1982 was a fabulous year in the UK for Pop music. Probably the best we had here after those golden runs between '65 and '67 and '70 and '72. '80 and '81 had been pretty great but 1982 was the icing on the cake. Every Thursday night on Top of the Pops there was a fabulous array of outsider bands making a stake for the highest places in the charts.
I was sixteen at the time and everybody at my secondary school, watched Top of the Pops every week. Pretty much everybody I'd say. Then we'd go to school the next day and discuss what we'd seen and heard. There were so many wonderful singles, so many wonderful bands.
ABC were right in the thick of things. They had any number of huge hits that year in addition to The Lexicon of Love, which for many was the album of the year, and certainly stood out in that respect, even among a field of incredibly strong contenders.
So what did we think of them at the time? Not very much I'd say. In their lame jackets, with their greased quiffs and dance routines as I remember they came across as faintly ridiculous. My main recollection concerning them at the time was David O'Connor, the Scouse kid at our school curling locks in his hair on the desk behind me and my friend Philip before English classes and aping Martin Fry's spoken interlude in The Look of Love and not in remotely flattering terms. How little we knew.

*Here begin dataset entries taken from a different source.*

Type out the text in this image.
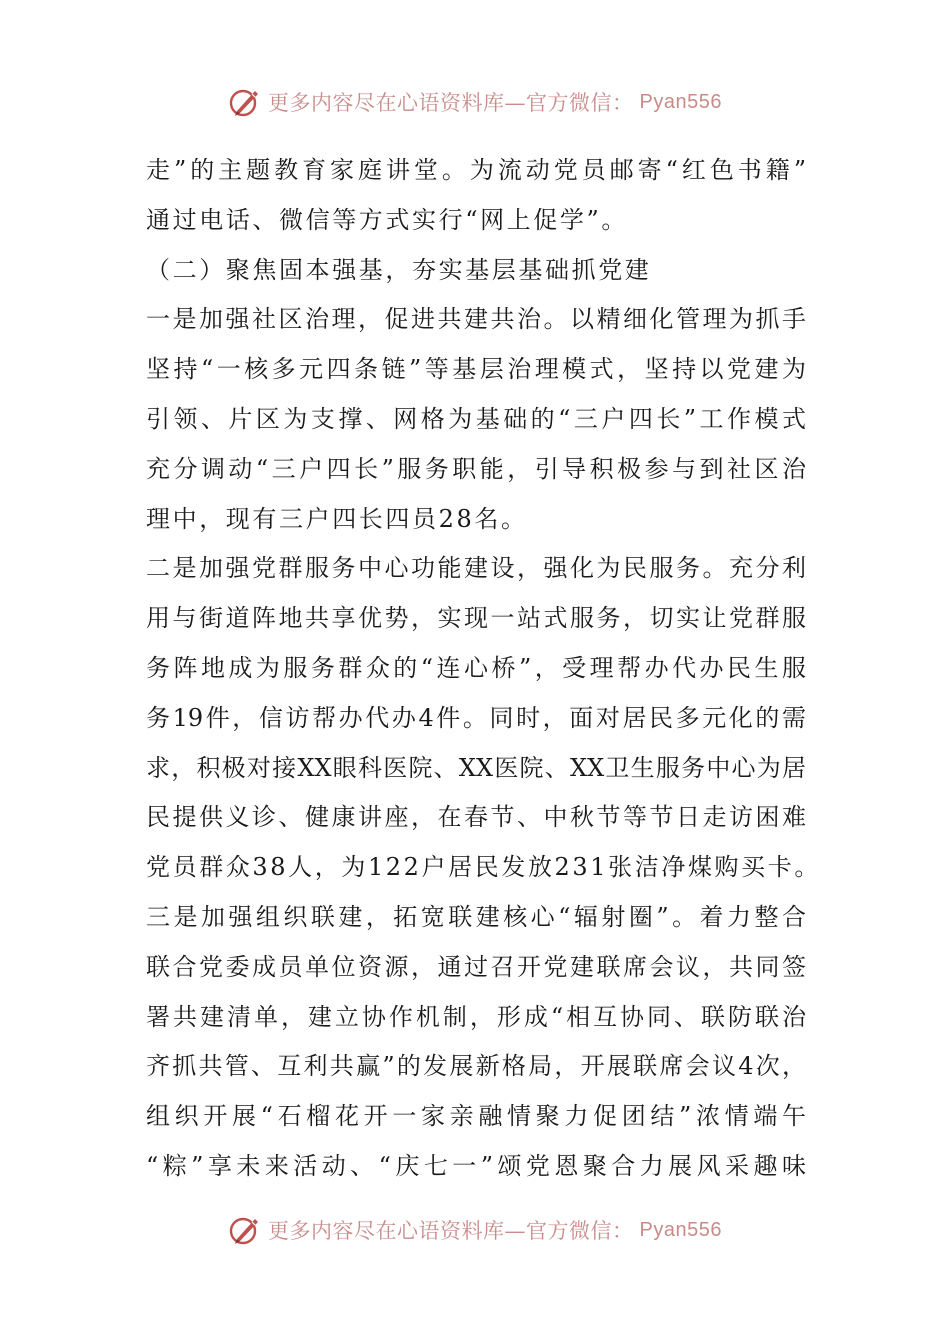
更多内容尽在心语资料库—官方微信： Pyan556
走”的主题教育家庭讲堂。为流动党员邮寄“红色书籍”
通过电话、微信等方式实行“网上促学”。
（二）聚焦固本强基，夯实基层基础抓党建
一是加强社区治理，促进共建共治。以精细化管理为抓手
坚持“一核多元四条链”等基层治理模式，坚持以党建为
引领、片区为支撑、网格为基础的“三户四长”工作模式
充分调动“三户四长”服务职能，引导积极参与到社区治
理中，现有三户四长四员28名。
二是加强党群服务中心功能建设，强化为民服务。充分利
用与街道阵地共享优势，实现一站式服务，切实让党群服
务阵地成为服务群众的“连心桥”，受理帮办代办民生服
务19件，信访帮办代办4件。同时，面对居民多元化的需
求，积极对接XX眼科医院、XX医院、XX卫生服务中心为居
民提供义诊、健康讲座，在春节、中秋节等节日走访困难
党员群众38人，为122户居民发放231张洁净煤购买卡。
三是加强组织联建，拓宽联建核心“辐射圈”。着力整合
联合党委成员单位资源，通过召开党建联席会议，共同签
署共建清单，建立协作机制，形成“相互协同、联防联治
齐抓共管、互利共赢”的发展新格局，开展联席会议4次，
组织开展“石榴花开一家亲融情聚力促团结”浓情端午
“粽”享未来活动、“庆七一”颂党恩聚合力展风采趣味
更多内容尽在心语资料库—官方微信： Pyan556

We didn't read the NME where Paul Morley and Ian Penman dissected the band, their records and every move they made. We didn't know enough about Pop history to understand the reference points to great records and moments of the past. We didn't understand that Trevor Horn was defining Eighties production. We didn't really know how good their records were.
But we also didn't know how many of these bands would crash and burn within months. That Spandau Ballet, Duran Duran and Wham! would take over and that Kajagoogoo, Howard Jones and Nik Kershaw were waiting in the wings. All far more representative of the Thatcherite monetarist world we were heading towards than this odd set of bands who'd seized the moment in 1982 before almost immediately blowing the opportunity they'd opened up for themselves. We should have appreciated ABC ore certainly. By comparison to what was coming they were Motown itself.
David Stubbs says pretty much the same here in his second entry for this book. His essay seems slightly more rushed than the one about Captain Beefheart but it's still worth the read. As for my take on it. Some of it plods, the singles just soar, Poison Arrow and All of my Heart particularly, plus a couple of others. But I understand only too well why it made such a splash and people loved and still love it like they do. In many respects The Lexicon of Love is a one off.